As for my personal convention, 10 means "positive" or "yes", 5 means "negative" or "no", depending on the activity being tracked.

How to use

# Import modules
import matplotlib.pyplot as plt
from track import track

# Instantiate the Figure and Axes objects
fig, ax = plt.subplots()

# Draw the plot; section refers to the specific sheet name
track.calendar_viz(year=2021, data="path/to/data.ods", section="Experiment", plot=True, ax=ax)

Default values are assigned as 1 for dates that do not have entries in the spreadsheet.

How it works

Because I was bored (or actually trying to productively procrastinate), and quite impressed by the level of details in this readme (Overv/outrun), I decided to explain how I wrote the main logic for this small module.

The main function that is responsible for drawing the chart is track.calendar_viz(), which is shown above, and it has several parameters. The first thing that happens is that it calls the function track.calendar_merge(), which performs the following:

  1. Read the sheet containing the data, using Pandas read_excel() function.
  2. Calls track.calendar_full() to return the full calendar for the specified year.
  3. Performs outer join to merge full calendar (from track.calendar_full()) with the dataframe from the sheet imported from the first step.
  4. Finally, returns the merge dataframe object.

The function track.calendar_full() takes care a lot of things. It creates a long dataframe containing all the necessary information, which also includes day of the year (1-365 or 366) and week number. Once ready to be merged, the track.calendar_merge() drops the status column, joins the data, then fill N/A in the status column with bunch of ones.
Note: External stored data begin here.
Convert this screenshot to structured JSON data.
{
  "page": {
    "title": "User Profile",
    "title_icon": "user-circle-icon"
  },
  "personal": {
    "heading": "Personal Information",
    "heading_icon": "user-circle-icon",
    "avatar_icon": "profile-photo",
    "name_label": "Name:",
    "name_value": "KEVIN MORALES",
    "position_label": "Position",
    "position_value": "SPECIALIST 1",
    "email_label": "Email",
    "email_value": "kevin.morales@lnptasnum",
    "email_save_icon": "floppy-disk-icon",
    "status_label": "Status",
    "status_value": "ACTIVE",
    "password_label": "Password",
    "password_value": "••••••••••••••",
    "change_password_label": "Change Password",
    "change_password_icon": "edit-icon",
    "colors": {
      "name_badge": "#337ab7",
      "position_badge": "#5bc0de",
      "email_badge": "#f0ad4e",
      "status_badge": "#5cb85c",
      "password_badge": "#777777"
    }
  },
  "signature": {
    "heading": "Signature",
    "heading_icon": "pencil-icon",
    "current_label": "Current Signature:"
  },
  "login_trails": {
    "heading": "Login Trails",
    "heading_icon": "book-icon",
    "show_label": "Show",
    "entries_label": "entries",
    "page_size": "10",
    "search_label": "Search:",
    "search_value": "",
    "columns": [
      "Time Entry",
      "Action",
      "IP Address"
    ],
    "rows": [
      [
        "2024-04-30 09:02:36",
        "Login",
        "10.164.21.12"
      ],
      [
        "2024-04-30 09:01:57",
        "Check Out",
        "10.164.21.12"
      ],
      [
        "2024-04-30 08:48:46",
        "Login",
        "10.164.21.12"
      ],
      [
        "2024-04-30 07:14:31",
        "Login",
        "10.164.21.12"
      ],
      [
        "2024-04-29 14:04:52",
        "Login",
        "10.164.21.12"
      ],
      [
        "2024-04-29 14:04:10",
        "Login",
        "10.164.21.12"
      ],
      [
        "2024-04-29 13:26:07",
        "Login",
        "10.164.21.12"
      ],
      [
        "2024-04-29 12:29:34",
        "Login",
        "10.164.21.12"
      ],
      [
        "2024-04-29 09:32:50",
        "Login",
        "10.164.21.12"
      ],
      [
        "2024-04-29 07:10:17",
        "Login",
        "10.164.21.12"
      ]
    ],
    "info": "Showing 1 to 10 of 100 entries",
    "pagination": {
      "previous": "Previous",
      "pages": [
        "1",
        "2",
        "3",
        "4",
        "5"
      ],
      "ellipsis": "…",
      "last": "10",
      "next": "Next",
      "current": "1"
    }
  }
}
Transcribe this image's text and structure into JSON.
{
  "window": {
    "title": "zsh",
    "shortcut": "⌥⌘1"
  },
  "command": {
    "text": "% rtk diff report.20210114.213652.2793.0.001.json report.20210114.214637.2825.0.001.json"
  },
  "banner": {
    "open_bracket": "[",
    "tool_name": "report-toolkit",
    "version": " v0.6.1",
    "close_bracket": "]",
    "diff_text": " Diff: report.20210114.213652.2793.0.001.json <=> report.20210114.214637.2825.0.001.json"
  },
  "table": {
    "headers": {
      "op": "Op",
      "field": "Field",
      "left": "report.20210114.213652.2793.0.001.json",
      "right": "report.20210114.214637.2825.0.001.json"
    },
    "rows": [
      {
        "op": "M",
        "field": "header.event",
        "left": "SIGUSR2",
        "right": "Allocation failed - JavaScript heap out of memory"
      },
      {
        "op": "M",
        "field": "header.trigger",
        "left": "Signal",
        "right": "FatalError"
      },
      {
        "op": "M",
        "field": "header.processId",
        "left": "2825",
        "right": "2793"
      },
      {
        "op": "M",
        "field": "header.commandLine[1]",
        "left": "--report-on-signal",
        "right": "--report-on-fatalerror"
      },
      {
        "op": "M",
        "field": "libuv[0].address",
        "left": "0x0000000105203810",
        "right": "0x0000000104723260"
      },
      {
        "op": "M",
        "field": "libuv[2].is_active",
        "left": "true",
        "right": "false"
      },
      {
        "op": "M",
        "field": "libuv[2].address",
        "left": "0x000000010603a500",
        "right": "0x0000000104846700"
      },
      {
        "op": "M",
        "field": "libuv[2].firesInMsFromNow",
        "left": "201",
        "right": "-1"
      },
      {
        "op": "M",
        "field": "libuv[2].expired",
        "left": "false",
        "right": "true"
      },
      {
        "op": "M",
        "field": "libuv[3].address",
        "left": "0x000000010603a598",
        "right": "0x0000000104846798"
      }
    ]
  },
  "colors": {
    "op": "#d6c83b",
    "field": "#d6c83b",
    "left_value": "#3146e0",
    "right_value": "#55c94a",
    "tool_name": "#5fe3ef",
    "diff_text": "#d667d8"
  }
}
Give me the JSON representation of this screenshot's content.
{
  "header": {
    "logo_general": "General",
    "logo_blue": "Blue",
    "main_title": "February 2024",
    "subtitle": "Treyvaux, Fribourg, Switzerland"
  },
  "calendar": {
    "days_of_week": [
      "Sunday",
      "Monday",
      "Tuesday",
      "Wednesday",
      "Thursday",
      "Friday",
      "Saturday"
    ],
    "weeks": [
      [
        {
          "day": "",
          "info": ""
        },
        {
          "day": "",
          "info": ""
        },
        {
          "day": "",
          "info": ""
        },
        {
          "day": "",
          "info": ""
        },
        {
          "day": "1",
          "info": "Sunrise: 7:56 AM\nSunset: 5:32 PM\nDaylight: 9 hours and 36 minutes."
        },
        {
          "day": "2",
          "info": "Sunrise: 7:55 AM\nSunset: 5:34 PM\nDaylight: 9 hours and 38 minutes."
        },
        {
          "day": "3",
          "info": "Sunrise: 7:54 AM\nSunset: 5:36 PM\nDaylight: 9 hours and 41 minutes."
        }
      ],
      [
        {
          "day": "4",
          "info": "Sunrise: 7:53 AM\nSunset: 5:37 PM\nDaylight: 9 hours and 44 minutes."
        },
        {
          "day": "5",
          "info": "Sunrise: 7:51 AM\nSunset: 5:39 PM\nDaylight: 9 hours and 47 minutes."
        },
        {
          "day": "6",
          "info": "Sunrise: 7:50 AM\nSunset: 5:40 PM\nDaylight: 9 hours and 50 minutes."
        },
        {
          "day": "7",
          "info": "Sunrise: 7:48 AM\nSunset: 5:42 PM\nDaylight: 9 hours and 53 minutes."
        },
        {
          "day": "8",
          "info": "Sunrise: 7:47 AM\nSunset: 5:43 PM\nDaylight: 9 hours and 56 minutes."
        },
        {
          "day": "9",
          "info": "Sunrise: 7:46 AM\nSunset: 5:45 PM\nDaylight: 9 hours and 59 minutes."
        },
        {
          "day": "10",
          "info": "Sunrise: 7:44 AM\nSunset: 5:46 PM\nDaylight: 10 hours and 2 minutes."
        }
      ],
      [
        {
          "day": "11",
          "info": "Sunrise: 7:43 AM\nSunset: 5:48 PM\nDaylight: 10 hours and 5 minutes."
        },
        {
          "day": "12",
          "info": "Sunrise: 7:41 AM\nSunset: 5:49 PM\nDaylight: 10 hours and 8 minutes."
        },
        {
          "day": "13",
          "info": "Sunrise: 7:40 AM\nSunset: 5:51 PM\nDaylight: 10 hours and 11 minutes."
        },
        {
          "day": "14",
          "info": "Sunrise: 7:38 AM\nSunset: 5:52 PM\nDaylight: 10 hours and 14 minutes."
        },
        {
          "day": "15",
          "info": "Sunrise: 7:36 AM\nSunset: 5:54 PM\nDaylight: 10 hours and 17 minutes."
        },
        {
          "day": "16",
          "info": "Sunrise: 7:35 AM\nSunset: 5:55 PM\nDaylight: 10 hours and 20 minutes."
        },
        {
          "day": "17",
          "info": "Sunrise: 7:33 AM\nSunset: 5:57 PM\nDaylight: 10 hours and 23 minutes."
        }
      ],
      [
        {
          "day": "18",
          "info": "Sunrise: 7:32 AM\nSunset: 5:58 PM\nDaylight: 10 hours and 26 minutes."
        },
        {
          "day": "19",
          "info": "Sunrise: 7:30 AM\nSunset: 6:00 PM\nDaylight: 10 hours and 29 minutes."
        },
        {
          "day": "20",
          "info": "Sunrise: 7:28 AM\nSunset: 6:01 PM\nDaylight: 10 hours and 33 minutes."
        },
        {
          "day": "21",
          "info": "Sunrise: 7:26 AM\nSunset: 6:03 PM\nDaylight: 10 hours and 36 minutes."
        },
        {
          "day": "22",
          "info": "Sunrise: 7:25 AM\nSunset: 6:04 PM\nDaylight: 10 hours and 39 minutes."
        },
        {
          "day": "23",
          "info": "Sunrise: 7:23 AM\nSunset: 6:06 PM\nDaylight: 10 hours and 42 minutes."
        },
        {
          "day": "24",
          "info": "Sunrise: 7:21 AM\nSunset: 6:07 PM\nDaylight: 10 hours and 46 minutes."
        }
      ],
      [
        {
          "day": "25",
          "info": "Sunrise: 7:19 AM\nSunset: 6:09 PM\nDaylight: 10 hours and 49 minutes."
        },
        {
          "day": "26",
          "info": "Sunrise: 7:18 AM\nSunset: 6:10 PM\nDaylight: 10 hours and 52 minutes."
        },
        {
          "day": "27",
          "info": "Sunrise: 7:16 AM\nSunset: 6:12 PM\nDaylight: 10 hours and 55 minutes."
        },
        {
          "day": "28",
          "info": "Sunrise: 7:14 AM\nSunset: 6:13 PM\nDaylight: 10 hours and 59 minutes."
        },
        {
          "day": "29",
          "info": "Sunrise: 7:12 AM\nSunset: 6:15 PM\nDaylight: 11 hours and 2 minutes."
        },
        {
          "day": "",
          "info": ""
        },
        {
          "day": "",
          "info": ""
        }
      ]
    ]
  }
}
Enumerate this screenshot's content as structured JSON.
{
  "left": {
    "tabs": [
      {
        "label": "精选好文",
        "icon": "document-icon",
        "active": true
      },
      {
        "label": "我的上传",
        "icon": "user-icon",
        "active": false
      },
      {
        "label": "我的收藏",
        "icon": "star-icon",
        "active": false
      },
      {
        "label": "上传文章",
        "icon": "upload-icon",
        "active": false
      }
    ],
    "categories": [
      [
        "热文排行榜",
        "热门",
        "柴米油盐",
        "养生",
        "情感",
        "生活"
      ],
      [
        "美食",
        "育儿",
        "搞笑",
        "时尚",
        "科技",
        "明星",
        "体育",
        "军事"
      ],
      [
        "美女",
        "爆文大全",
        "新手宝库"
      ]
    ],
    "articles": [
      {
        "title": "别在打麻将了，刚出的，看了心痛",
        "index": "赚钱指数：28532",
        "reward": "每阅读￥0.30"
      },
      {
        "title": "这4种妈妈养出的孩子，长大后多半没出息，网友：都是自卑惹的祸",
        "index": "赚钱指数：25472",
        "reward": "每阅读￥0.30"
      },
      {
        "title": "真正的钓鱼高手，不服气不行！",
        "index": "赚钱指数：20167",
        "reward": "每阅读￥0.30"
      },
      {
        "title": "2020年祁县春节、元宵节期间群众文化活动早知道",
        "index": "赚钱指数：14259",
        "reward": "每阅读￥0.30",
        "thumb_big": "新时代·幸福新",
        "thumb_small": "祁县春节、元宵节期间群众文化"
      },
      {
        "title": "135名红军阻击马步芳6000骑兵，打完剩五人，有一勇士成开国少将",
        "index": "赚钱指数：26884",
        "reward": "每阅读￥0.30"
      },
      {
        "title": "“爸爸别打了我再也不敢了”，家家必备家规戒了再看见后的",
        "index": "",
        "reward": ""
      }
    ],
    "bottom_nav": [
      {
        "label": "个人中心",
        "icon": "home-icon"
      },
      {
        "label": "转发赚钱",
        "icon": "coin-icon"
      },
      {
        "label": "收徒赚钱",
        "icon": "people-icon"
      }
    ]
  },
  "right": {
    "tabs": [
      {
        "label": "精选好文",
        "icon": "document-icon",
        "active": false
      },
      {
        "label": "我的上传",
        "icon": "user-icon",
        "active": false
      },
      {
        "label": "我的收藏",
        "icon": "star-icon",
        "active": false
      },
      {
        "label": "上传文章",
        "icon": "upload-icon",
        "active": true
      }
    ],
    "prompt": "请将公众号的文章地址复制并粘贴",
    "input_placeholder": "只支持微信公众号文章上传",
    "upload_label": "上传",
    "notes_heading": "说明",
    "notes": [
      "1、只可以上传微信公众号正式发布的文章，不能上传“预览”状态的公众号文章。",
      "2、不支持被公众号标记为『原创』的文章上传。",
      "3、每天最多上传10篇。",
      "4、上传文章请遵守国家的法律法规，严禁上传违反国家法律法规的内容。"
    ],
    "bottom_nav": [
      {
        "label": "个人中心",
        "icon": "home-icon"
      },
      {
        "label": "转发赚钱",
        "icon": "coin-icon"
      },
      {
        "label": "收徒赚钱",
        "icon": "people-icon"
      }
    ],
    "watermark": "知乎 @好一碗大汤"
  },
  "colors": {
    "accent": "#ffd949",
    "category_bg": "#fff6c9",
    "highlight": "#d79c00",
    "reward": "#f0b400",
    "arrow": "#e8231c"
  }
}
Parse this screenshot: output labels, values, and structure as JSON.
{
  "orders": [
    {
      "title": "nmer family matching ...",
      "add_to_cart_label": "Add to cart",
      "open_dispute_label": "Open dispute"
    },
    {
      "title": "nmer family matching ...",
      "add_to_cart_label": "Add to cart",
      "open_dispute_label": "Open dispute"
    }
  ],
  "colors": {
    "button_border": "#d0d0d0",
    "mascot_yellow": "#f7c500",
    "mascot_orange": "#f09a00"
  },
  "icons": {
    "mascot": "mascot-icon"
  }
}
Next, this main function calls track.calendar_wide(), which basically returns a dataframe with 7 x _week_max (i.e. maximum number of weeks in a year, e.g. 53). This dataframe is the one that Seaborn will use to generate a heatmap. And then, it would loop to copy the status data from track.calendar_merge() output by using day of the week (integer, Monday = 0) and week of the year as the row and column reference. Then, Seaborn takes over to draw a heatmap on the specified Axes object from matplotlib.pyplot.subplots() function call.

For aesthetic when mo_tick (month ticker) is set to True (default), a list with a length of the maximum number of week in a year (e.g. 53) with default value of an empty "" string except where new month starts (denoted with 3-letter string, e.g. "May"), this list will be used by ax.set_xticklabels() to put mark the month on the final heatmap.